À quand un pouvoir citoyen?

Cela fait des lunes qu'il existe de la corruption, de la collusion et j'en passe... Il n'y a pas une journée ou une semaine qui passe sans que nous n'entendions parler d'un scandale quelconque, d'une supercherie honteuse qui nous sidère un instant et hop! nous voilà déjà le lendemain à vaquer à nos occupations journalières. Ce qui est encore plus désolant, c'est cette manière qu'a le pouvoir par le biais de ses institutions, de gérer ces scandales de façon unilatérale sans aucun consentement des acteurs existants, faisant partie intégrante d'un nécessaire consensus.
Le gouvernement se réfugie toujours sous le couvert de l'appareil administratif en créant de façon sporadique de fausses investigations, sinon de multiples commissions bidon qui n'ont de résultats que l'effet marketing. Les dépenses reliées à ces décisions sont telles que l'on pourrait créer un ministère pour y consacrer un poste budgétaire, ce qui dépasse l'entendement.
Il y a une question qui se pose: comment un seul individu en la personne du premier ministre lui-même, peut s'octroyer tant de prérogatives à pouvoir nommer les chefs de police des grandes agglomérations, les membres des c.a. de plusieurs institutions publiques, les chefs de direction de nos grandes sociétés d'État ou encore instituer de son propre chef une commission d'enquête selon les circonstances? Comment cette même personne, qui se doit d'être la plus démocratique des nôtres, s'abstient-elle de démontrer une minimale intention de remédier à cet excès de pouvoir, sinon de remettre en cause cet abus déraisonnable? Nous ne pouvons supporter une telle nonchalance morale. 
Force est de constater que nous sommes à l'apogée d'un dysfonctionnement, voire d'un débalancement évident des pouvoirs et contre-pouvoirs mis en place jadis, ce que j'appellerais un antidémocratisme. Il ne fait aucun doute que pour expliquer de tels constats, il n'y a que l'histoire, c'est-à-dire cette culture politique coupable qui a perduré au fil du temps et qui n'a pas su se métamorphoser pour faire renaître des nouvelles façons de gouverner moins pitoyables.

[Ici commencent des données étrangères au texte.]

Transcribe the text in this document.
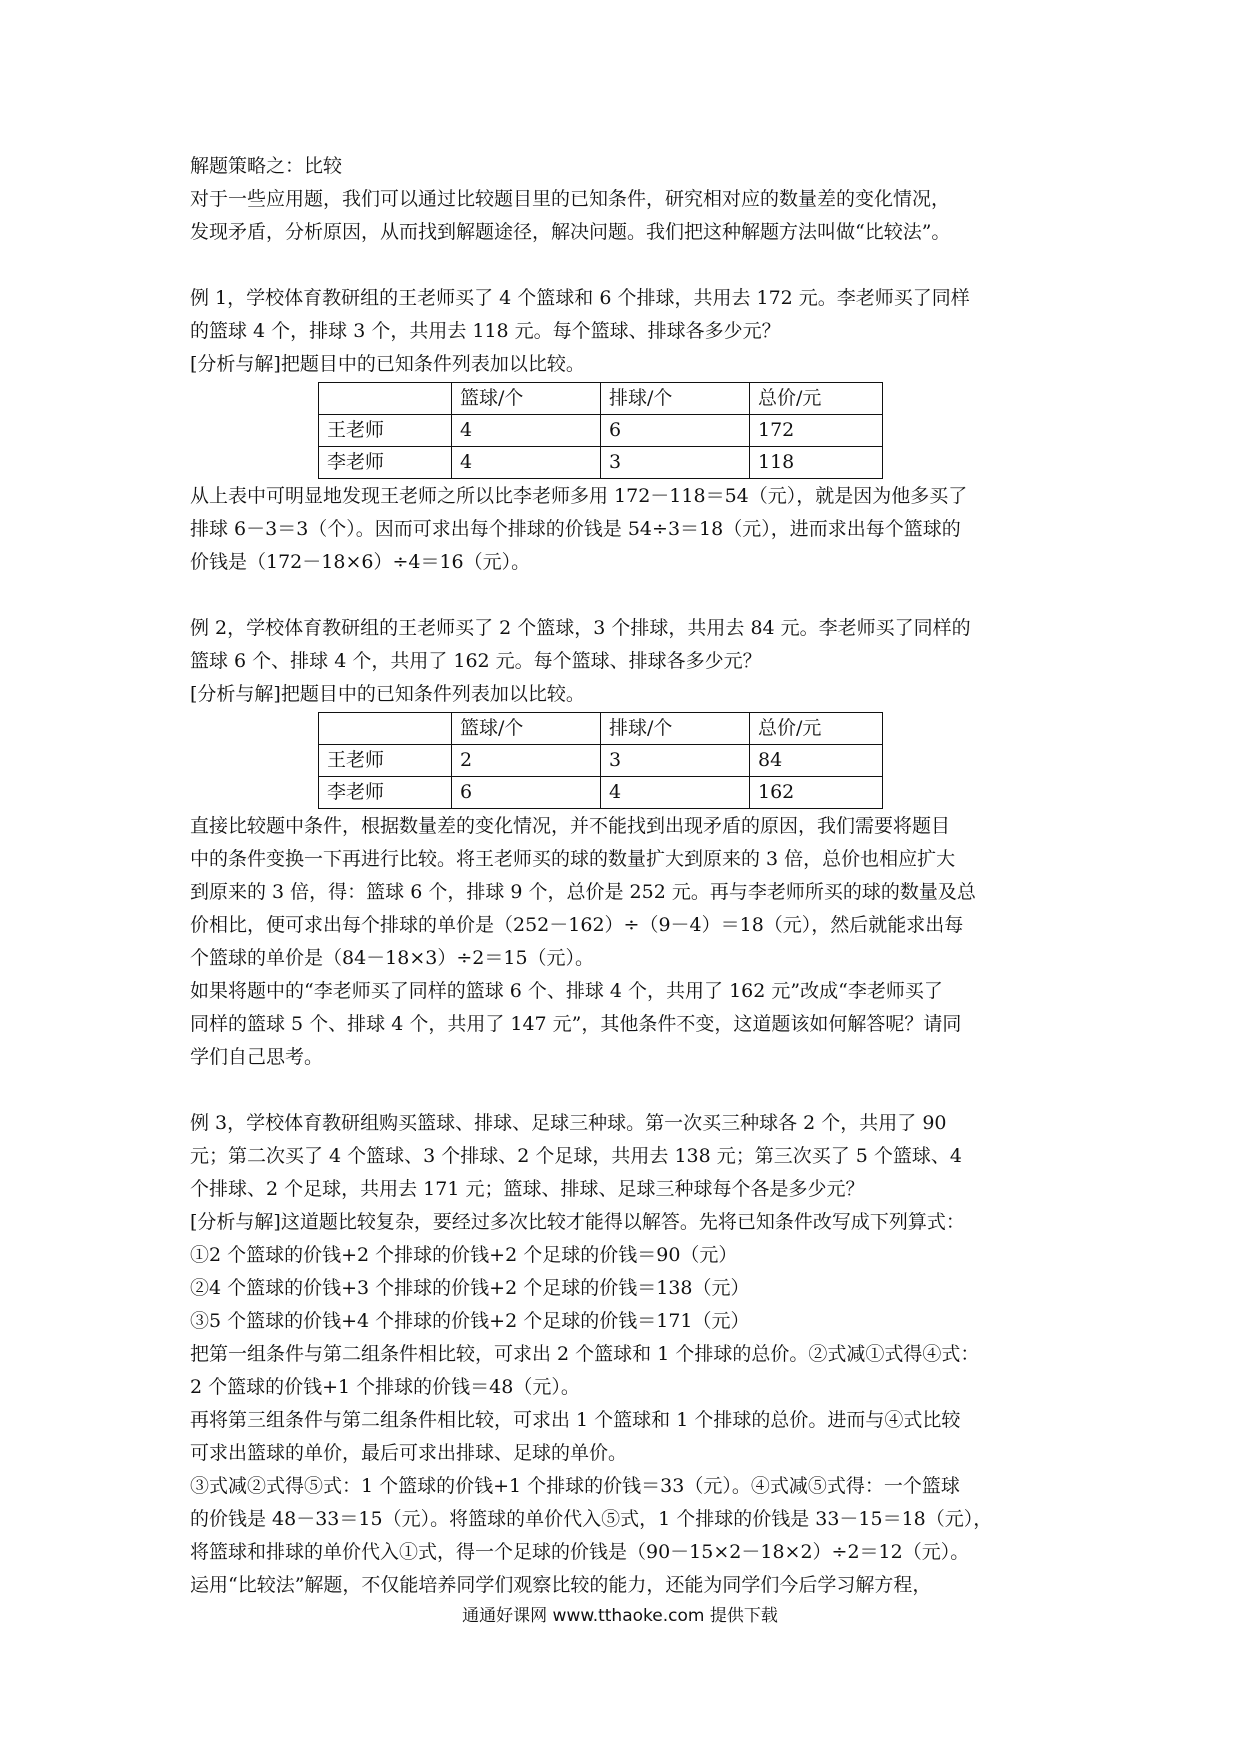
解题策略之：比较
对于一些应用题，我们可以通过比较题目里的已知条件，研究相对应的数量差的变化情况，
发现矛盾，分析原因，从而找到解题途径，解决问题。我们把这种解题方法叫做“比较法”。
例 1，学校体育教研组的王老师买了 4 个篮球和 6 个排球，共用去 172 元。李老师买了同样
的篮球 4 个，排球 3 个，共用去 118 元。每个篮球、排球各多少元？
[分析与解]把题目中的已知条件列表加以比较。
	篮球/个	排球/个	总价/元
王老师	4	6	172
李老师	4	3	118
从上表中可明显地发现王老师之所以比李老师多用 172－118＝54（元），就是因为他多买了
排球 6－3＝3（个）。因而可求出每个排球的价钱是 54÷3＝18（元），进而求出每个篮球的
价钱是（172－18×6）÷4＝16（元）。
例 2，学校体育教研组的王老师买了 2 个篮球，3 个排球，共用去 84 元。李老师买了同样的
篮球 6 个、排球 4 个，共用了 162 元。每个篮球、排球各多少元？
[分析与解]把题目中的已知条件列表加以比较。
	篮球/个	排球/个	总价/元
王老师	2	3	84
李老师	6	4	162
直接比较题中条件，根据数量差的变化情况，并不能找到出现矛盾的原因，我们需要将题目
中的条件变换一下再进行比较。将王老师买的球的数量扩大到原来的 3 倍，总价也相应扩大
到原来的 3 倍，得：篮球 6 个，排球 9 个，总价是 252 元。再与李老师所买的球的数量及总
价相比，便可求出每个排球的单价是（252－162）÷（9－4）＝18（元），然后就能求出每
个篮球的单价是（84－18×3）÷2＝15（元）。
如果将题中的“李老师买了同样的篮球 6 个、排球 4 个，共用了 162 元”改成“李老师买了
同样的篮球 5 个、排球 4 个，共用了 147 元”，其他条件不变，这道题该如何解答呢？请同
学们自己思考。
例 3，学校体育教研组购买篮球、排球、足球三种球。第一次买三种球各 2 个，共用了 90
元；第二次买了 4 个篮球、3 个排球、2 个足球，共用去 138 元；第三次买了 5 个篮球、4
个排球、2 个足球，共用去 171 元；篮球、排球、足球三种球每个各是多少元？
[分析与解]这道题比较复杂，要经过多次比较才能得以解答。先将已知条件改写成下列算式：
①2 个篮球的价钱+2 个排球的价钱+2 个足球的价钱＝90（元）
②4 个篮球的价钱+3 个排球的价钱+2 个足球的价钱＝138（元）
③5 个篮球的价钱+4 个排球的价钱+2 个足球的价钱＝171（元）
把第一组条件与第二组条件相比较，可求出 2 个篮球和 1 个排球的总价。②式减①式得④式：
2 个篮球的价钱+1 个排球的价钱＝48（元）。
再将第三组条件与第二组条件相比较，可求出 1 个篮球和 1 个排球的总价。进而与④式比较
可求出篮球的单价，最后可求出排球、足球的单价。
③式减②式得⑤式：1 个篮球的价钱+1 个排球的价钱＝33（元）。④式减⑤式得：一个篮球
的价钱是 48－33＝15（元）。将篮球的单价代入⑤式，1 个排球的价钱是 33－15＝18（元），
将篮球和排球的单价代入①式，得一个足球的价钱是（90－15×2－18×2）÷2＝12（元）。
运用“比较法”解题，不仅能培养同学们观察比较的能力，还能为同学们今后学习解方程，
通通好课网 www.tthaoke.com 提供下载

Notre système politique, par ses organes décisionnels, s'est constitué sur un modèle qui n'est plus dans l'air du temps, qui n'a pas su se moderniser en prenant en considération les réalités d'aujourd'hui, ce qui le rend complètement obsolète et rétrograde. Sa gouvernance, par ses bureaucraties, est guidée sous d'anciens schémas contre-productifs qui se doivent d'être effacés et qui n'ont fait qu'accélérer un insupportable laxisme. Les sociétés ont changé, évolué, ce qui veut dire que le peuple, le citoyen du Nouveau Monde, est de plus en plus sensible à ce que leur désir ou à tout de moins leur volonté se fasse entendre auprès des responsables politiques.
À compter d'aujourd'hui, il est essentiel que soient réformées nos grandes institutions publiques afin que nous puissions tous ensemble ériger le socle d'une démocratie nouvelle qui puisse asseoir un nouveau pouvoir citoyen. L'idéal supposerait que nous dessinions collectivement l'esquisse de ce que cela pourrait représenter à tous les niveaux. Il resterait à développer ces nouvelles orientations et en même temps définir les contours et grandes lignes de ce que cela comporterait pour que cette nouvelle démocratie incarne un changement majeur. 
Sous Jean Lesage, nous avons profité de sa fameuse Révolution tranquille, alors que maintenant, nous devons nourrir l'espoir de profiter d'une judicieuse Révolution démocratique.